When you see something that is orange or red, dogs might just see it as a shade of tan. For instance, a ball that is bright orange might seem like a tan ball to your furry buddy. However, a bright blue ball would appear the same. There is an online image processing tool that allows you to see what things look like if you were a dog.
Animals do not have a spoken language which they use to describe the world around them. But, researchers have trained dogs to touch a colour disk using their nose if they detect a threat. They even trained the dogs to touch a disk which had another colour. It was when the dogs could not determine which disk to press that scientists realized that dogs cannot differentiate between colours despite their attempts at training them. The results revealed that dogs can only see blue and yellow.
As for us humans, our retinas contain three different types of cone-shaped cells which allow us to see a full spectrum of colours. Electroretinography is a technique that the scientists used for measuring how dogs’ eyes reacted to light. It was found that dogs have fewer of these cells. Canines only have two types of receptors, whereas, we have three. It makes a huge difference in how we see the world.
Besides just seeing fewer colours, dogs cannot see as clearly as us. Tests have been conducted to measure the function and structure of dog eyes. They showed that dogs see things as more blurry from a distance. We tend to find a vision of 20/20 to be perfect but for dogs, it is close to 20/75. It means that what we can see from 75 feet away with normal vision, dogs would only be able to clearly see about 20 feet away. Since dogs do not need to read, their visual acuity does not interfere with their life.

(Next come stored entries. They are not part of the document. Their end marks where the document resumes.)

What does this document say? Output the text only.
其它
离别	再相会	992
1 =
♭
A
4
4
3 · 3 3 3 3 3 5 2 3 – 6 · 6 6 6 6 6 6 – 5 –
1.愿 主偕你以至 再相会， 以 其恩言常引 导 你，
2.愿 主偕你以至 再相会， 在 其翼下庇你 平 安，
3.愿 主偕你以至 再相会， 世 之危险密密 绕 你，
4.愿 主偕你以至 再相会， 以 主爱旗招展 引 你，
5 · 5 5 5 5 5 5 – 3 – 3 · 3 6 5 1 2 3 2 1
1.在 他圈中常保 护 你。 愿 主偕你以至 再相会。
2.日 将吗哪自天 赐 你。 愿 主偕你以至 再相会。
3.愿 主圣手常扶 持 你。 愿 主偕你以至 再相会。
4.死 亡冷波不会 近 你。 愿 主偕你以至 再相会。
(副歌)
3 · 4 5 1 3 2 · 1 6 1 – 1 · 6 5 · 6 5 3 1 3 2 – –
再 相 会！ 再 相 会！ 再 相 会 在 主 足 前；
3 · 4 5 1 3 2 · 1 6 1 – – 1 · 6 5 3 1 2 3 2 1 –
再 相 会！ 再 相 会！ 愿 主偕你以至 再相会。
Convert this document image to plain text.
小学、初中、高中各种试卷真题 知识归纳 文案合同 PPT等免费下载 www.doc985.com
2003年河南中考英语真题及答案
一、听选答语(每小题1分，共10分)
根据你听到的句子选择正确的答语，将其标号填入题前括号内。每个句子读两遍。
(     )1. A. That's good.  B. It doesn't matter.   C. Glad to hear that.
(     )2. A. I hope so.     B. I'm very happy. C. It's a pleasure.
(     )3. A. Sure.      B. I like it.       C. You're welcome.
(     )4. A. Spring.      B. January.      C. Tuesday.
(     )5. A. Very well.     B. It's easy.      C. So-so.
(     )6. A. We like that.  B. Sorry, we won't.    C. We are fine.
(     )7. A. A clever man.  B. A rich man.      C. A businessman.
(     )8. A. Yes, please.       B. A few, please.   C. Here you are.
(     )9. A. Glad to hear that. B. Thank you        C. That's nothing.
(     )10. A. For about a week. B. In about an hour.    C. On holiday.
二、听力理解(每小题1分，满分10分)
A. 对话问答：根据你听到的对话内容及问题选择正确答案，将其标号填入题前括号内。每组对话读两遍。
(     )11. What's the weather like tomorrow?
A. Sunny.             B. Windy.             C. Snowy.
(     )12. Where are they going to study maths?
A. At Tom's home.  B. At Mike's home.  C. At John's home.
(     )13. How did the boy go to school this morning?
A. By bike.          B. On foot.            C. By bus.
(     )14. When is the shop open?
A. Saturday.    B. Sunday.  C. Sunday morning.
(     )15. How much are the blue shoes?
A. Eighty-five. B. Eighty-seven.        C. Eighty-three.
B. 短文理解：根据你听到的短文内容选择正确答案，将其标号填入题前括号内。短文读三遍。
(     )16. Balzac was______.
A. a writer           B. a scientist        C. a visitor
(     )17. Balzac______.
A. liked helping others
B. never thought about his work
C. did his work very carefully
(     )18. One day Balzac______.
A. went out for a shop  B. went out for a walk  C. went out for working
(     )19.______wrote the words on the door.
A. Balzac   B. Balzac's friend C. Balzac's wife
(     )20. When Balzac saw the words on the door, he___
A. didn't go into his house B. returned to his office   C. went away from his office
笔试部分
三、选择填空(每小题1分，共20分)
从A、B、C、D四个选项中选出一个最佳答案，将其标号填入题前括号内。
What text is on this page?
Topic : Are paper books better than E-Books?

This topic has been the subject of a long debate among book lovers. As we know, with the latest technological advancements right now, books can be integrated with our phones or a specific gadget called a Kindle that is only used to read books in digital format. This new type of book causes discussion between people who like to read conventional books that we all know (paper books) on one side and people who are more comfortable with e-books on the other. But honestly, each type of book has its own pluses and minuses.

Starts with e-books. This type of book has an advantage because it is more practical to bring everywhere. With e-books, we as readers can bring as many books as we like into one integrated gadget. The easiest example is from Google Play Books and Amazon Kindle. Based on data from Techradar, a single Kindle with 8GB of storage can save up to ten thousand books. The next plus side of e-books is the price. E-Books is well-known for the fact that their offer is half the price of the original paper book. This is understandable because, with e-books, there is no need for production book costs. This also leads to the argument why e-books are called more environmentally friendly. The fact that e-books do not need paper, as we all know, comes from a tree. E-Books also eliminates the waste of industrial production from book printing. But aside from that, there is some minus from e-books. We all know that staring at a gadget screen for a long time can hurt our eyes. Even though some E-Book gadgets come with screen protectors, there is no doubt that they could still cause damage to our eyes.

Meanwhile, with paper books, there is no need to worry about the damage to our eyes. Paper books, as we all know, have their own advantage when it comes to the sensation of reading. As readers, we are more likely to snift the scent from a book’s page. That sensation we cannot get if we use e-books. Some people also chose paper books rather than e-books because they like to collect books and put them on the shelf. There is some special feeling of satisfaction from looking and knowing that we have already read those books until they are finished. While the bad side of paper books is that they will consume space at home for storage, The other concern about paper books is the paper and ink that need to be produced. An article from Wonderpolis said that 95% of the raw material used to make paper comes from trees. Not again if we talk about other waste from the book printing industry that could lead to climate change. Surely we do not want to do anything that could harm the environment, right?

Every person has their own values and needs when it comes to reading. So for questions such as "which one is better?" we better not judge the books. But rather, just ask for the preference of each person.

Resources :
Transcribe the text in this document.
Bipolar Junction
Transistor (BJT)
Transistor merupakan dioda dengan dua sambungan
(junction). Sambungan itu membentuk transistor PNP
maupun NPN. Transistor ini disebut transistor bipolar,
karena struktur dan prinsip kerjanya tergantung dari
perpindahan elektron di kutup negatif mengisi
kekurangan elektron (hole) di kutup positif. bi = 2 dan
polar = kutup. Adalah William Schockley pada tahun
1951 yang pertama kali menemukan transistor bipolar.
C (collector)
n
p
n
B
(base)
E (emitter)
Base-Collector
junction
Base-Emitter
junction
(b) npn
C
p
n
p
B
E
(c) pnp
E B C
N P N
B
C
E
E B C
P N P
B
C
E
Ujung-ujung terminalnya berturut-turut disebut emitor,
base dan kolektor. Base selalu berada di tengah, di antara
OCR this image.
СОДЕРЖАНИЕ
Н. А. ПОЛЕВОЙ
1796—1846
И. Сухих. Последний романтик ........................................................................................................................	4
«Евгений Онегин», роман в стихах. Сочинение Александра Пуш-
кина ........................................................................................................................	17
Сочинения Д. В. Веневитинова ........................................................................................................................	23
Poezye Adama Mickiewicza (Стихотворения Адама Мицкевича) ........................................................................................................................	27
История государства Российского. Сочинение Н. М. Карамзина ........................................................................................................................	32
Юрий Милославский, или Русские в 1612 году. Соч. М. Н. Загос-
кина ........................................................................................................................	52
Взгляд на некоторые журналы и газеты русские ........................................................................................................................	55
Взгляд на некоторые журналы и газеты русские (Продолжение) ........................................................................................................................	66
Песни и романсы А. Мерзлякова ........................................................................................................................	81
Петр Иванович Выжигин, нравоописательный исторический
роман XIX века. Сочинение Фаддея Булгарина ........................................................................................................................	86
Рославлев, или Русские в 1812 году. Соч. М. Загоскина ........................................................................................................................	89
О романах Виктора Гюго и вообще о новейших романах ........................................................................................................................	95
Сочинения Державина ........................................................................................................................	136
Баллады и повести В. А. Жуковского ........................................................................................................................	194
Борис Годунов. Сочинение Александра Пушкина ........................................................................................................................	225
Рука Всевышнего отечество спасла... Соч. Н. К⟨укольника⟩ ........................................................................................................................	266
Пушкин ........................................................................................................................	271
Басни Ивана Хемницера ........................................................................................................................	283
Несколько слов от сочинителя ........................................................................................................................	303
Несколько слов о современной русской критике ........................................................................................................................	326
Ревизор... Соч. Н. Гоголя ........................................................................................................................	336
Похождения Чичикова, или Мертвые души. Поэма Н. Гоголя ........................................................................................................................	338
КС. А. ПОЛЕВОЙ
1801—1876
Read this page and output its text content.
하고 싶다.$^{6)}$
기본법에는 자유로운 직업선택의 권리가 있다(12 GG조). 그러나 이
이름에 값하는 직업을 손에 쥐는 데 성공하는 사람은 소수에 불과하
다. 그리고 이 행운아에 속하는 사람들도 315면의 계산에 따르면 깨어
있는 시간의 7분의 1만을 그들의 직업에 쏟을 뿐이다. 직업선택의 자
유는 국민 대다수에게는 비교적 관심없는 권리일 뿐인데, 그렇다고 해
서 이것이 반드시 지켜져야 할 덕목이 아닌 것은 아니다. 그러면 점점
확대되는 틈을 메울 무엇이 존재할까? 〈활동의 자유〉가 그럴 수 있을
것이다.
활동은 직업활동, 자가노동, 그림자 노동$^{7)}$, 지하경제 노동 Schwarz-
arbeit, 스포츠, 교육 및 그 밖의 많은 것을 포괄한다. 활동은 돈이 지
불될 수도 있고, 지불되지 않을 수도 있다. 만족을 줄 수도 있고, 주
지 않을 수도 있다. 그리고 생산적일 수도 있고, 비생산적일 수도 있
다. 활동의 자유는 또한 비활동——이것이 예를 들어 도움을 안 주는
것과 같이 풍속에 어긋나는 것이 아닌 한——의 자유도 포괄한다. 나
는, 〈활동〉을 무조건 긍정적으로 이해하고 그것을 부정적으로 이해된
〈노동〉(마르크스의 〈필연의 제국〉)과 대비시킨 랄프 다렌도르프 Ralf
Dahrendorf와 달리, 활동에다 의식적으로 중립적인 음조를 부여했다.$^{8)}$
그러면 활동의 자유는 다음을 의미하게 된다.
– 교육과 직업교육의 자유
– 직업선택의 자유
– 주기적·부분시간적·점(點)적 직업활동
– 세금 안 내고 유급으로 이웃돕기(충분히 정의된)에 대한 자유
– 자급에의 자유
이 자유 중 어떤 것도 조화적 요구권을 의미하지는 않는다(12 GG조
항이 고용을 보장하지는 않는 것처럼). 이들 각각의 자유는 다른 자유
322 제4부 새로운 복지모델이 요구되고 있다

Science has proven how we see things differently as compared to our canine buddy. It is important to keep in mind that there is a huge difference in visual ability across different breeds. Greyhounds tend to have a better vision as compared to bulldogs. However, unlike humans who have trouble seeing things clearly in dim light, dogs might be able to see things at dusk and dawn according to scientists. This is due to the fact that dog retinas have a different type of visual receptor and a higher percentage of rod cells.